Ketika agama dan isme bersatu, sebut saja Islam Trans-Nasional, lagi-lagi desa yang menjadi korban. Masjid-masjid direbut dan dikelola ala orang kota. Dengan dalil dan pandangan agama yang tak mengakomodir lokalitas desa. Tidak menunggu lama, desa akan lenyap dari permukaan, sirna ilang kertaning bumi. Desa berangsur-angsur ditinggalkan dan berubah nguto. Tengok saja nama-nama dusun yang sudah dilebur menjadi nama jalan atau desa yang berubah menjadi kelurahan. Di sinilah pentingnya buku Kronik Pedalaman, mengabarkan senyata-nyatanya bahwa semula pernah ada pada suatu masa, di mana kita memiliki sesuatu yang berharga.

Menanggalkan dan Meninggalkan

Melalui strategi penulisan yang sanggup menjebloskan pembaca ke tengah pemukiman desa-desa masa lalu, saya ingin menyampaikan selamat kepada Misbahus Surur, setidaknya telah menyesatkan saya ke masa lampau. Menanggalkan benda-benda padat produk industri masa kini di sekitar saya, meninggalkan Indonesia dan menjadi masyarakat di lorong waktu masa yang silam. Saya menjadi orang terbodoh saat menyelinap masuk di desa-desa kuno tersebut. Sumpah! Mendadak saya tak bisa berkomunikasi dengan mereka, seperti alien yang datang dari planet yang asing.

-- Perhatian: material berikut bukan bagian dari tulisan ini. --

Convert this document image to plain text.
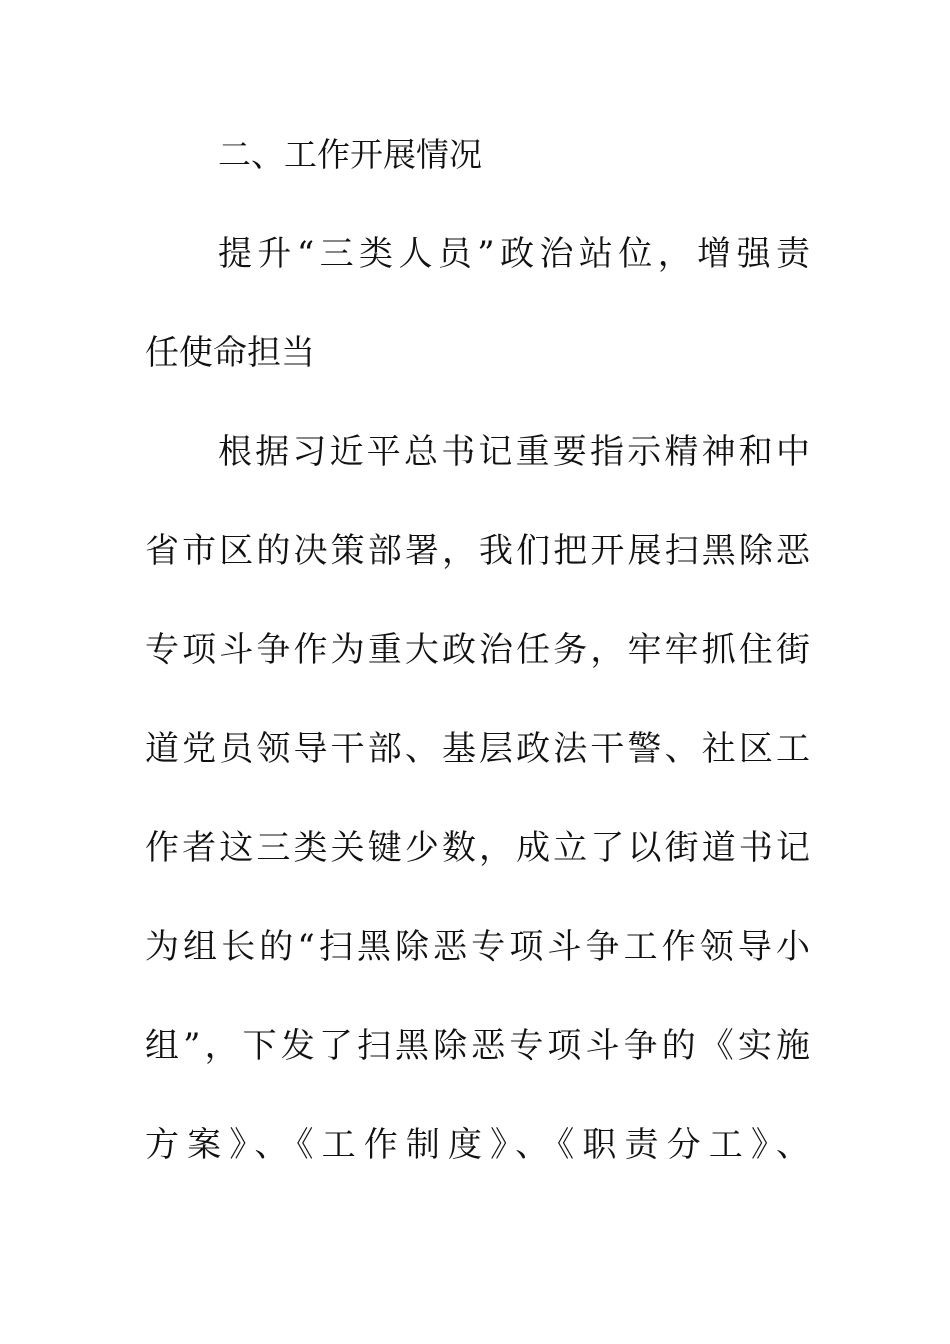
二、工作开展情况
提升“三类人员”政治站位，增强责
任使命担当
根据习近平总书记重要指示精神和中
省市区的决策部署，我们把开展扫黑除恶
专项斗争作为重大政治任务，牢牢抓住街
道党员领导干部、基层政法干警、社区工
作者这三类关键少数，成立了以街道书记
为组长的“扫黑除恶专项斗争工作领导小
组”，下发了扫黑除恶专项斗争的《实施
方案》、《工作制度》、《职责分工》、
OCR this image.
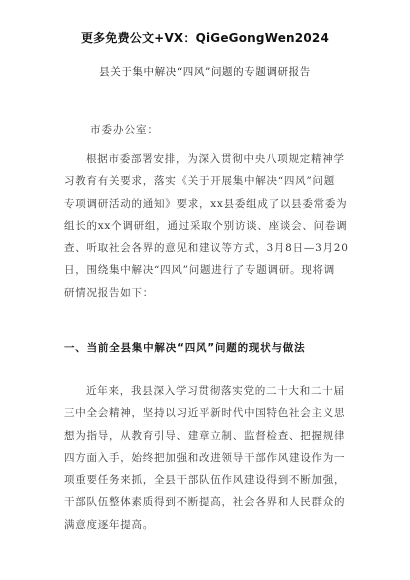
更多免费公文+VX：QiGeGongWen2024
县关于集中解决“四风”问题的专题调研报告
市委办公室：
根据市委部署安排，为深入贯彻中央八项规定精神学
习教育有关要求，落实《关于开展集中解决“四风”问题
专项调研活动的通知》要求，xx县委组成了以县委常委为
组长的xx个调研组，通过采取个别访谈、座谈会、问卷调
查、听取社会各界的意见和建议等方式，3月8日—3月20
日，围绕集中解决“四风”问题进行了专题调研。现将调
研情况报告如下：
一、当前全县集中解决“四风”问题的现状与做法
近年来，我县深入学习贯彻落实党的二十大和二十届
三中全会精神，坚持以习近平新时代中国特色社会主义思
想为指导，从教育引导、建章立制、监督检查、把握规律
四方面入手，始终把加强和改进领导干部作风建设作为一
项重要任务来抓，全县干部队伍作风建设得到不断加强，
干部队伍整体素质得到不断提高，社会各界和人民群众的
满意度逐年提高。
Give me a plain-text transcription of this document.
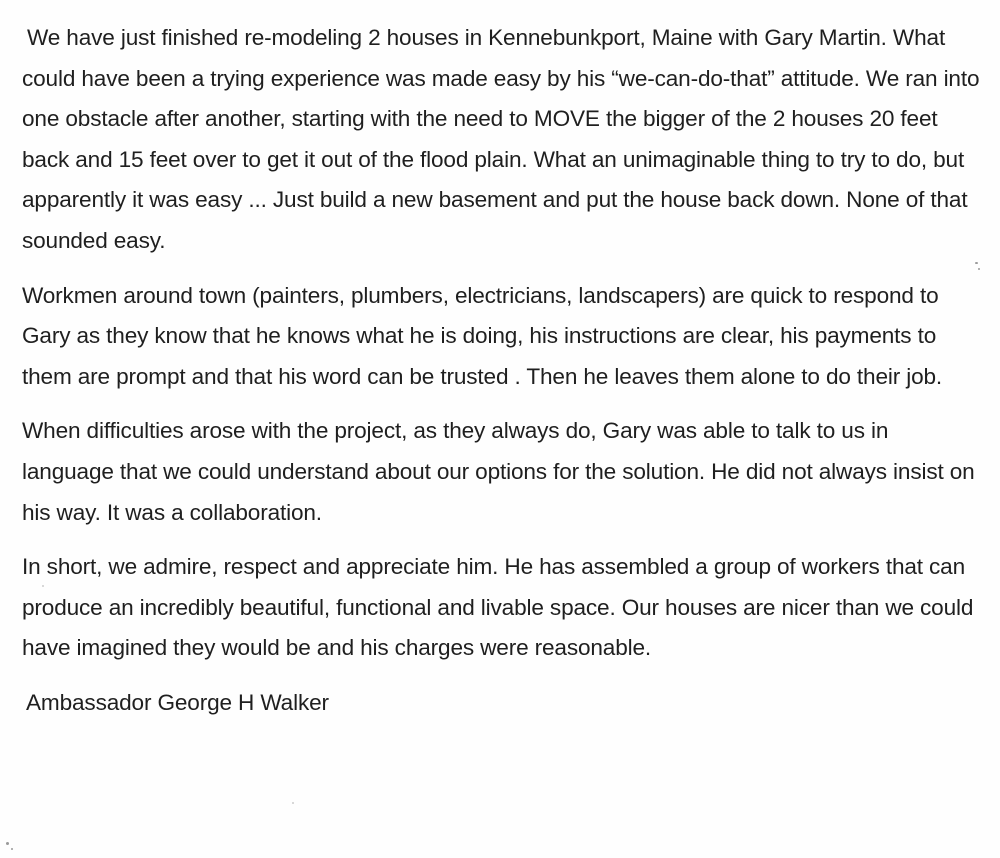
We have just finished re-modeling 2 houses in Kennebunkport, Maine with Gary Martin. What could have been a trying experience was made easy by his “we-can-do-that” attitude. We ran into one obstacle after another, starting with the need to MOVE the bigger of the 2 houses 20 feet back and 15 feet over to get it out of the flood plain. What an unimaginable thing to try to do, but apparently it was easy ... Just build a new basement and put the house back down. None of that sounded easy.

Workmen around town (painters, plumbers, electricians, landscapers) are quick to respond to Gary as they know that he knows what he is doing, his instructions are clear, his payments to them are prompt and that his word can be trusted . Then he leaves them alone to do their job.

When difficulties arose with the project, as they always do, Gary was able to talk to us in language that we could understand about our options for the solution. He did not always insist on his way. It was a collaboration.

In short, we admire, respect and appreciate him. He has assembled a group of workers that can produce an incredibly beautiful, functional and livable space. Our houses are nicer than we could have imagined they would be and his charges were reasonable.

Ambassador George H Walker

Setelah membaca buku Kronik Pedalaman, dalam kondisi Indonesia seperti sekarang ini, akhirnya saya menjadi manusia Indonesia yang bimbang. Seperti seorang yang sudah berada di pinggir jalan raya mau menyeberang, hujan tiba-tiba berjatuhan, bertubi-tubi tak berkesudahan. Pilihannya hanya dua: melanjutkan perjalanan dengan resiko basah kuyup tak terelakkan, atau pulang kembali ke rumah berteduh meskipun jaraknya jauh.